そのための家庭用の小さなコンポストもあります。
土があり、植物を育てる環境があればゴミから植物への循環になります。
マンションのベランダでもプランターやペットボトルを使っての野菜作りができ、
植物の成長を眺めながら暮らすことで、より自然の持つ大きな力に気づきます。
■ 雨水を出来る限り土に返しましょう。
道路や河川、広場などはアスファルトやコンクリートでなく透水性のある素材で大地を覆いたいものです。
また、屋根の水も側溝やマンホールへと流すのではなく、タンクにためてトイレの水や庭の水遣りなどに利用すると有効です。

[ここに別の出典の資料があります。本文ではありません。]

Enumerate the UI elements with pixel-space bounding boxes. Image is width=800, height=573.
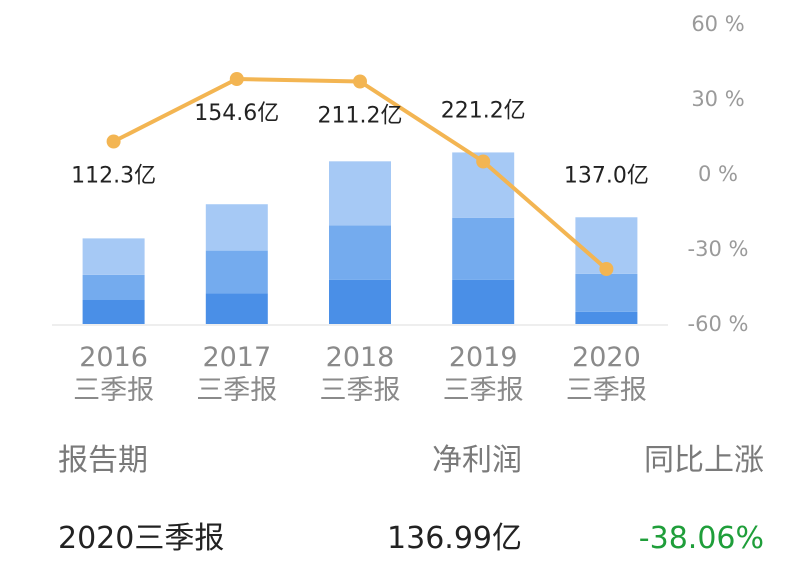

土に滲み込んだ雨水は豊かな地下水になって海の水もきれいになります。
植物も元気になります。
■ 日常空間の中に自然の力をもっと取り入れましょう。
風の流れをもっと意識的に取り入れ、緑を増やした街づくりが望まれます。
エアコンや空気清浄機を補完する風の効果、樹木の蒸散効果や日陰効果、そして癒しの効果、また、太陽光のコントロールによる暖房効果、建物の形による日射コントロール、建物の材質による蓄熱、熱貫流のコントロールなど挙げればきりがありません。
また、大阪の川に対する再考も現在進行形ですが、かつての水の都のイメージ復活や美しい水と触れ合いの場づくりはもっと必要なのではないでしょうか。
自然の力を積極的に利用した快適な街づくりは、地球環境にも優しいものとなるだけでなく、人々の生活に潤いをもたらすことでしょう。
■ 自然の循環を取り戻すために農業の活性化を図りましょう。
地産地消や、自然農法への取り組みは、輸送の省エネルギー化だけでなく、人々の健康のためにも効果があります。
また、学校給食の見直しは色々な波及効果が期待できます。
本当の食育とは何かを考え、米を中心とする献立への見直しも含め、できる限り無農薬の近場の農家がそだてた食材の調達が望まれます。
■ 日本の林業が成り立っていけるよう、支援することで山を守りましょう。
国産材を使った家づくりや 間伐材の利用促進を推奨し、国産材の需要をつくるために今の経済、住宅産業のシステム再考も視野に入れて、取り組む問題であるかもしれません。
■ 将来に向け、地球環境と共生するという視野から、下水施設のあり方の再考をし、
微生物の力を借りて、汚水や雑排水も土に返す努力をしましょう。
そして、その土から作物が育つような循環システムをつくりましょう。
■ 将来に向けた、都市全体の配置計画をはじめ、都市構造を練り直し、
自然の恩恵をもっと受けやすい街づくりに向けての方向を示していきましょう。
そして、本当に人々が心豊かに気持ちよく暮らせる町をつくっていきましょう。
以上、私の個人的な思いをあくまで一例として列記いたしました。
地球環境と共生できる循環型の社会をつくるために、今までの金融資本主義、経済至上主義を基盤としたシステムの延長線上での環境対策や修正を考えるのではなく、未来社会に向けた大きなビジョンのもと、新しい座標軸を作り、未来の都市像を描きながら各分野の専門知識を結集して環境対策を立てていただければありがたいと思っております。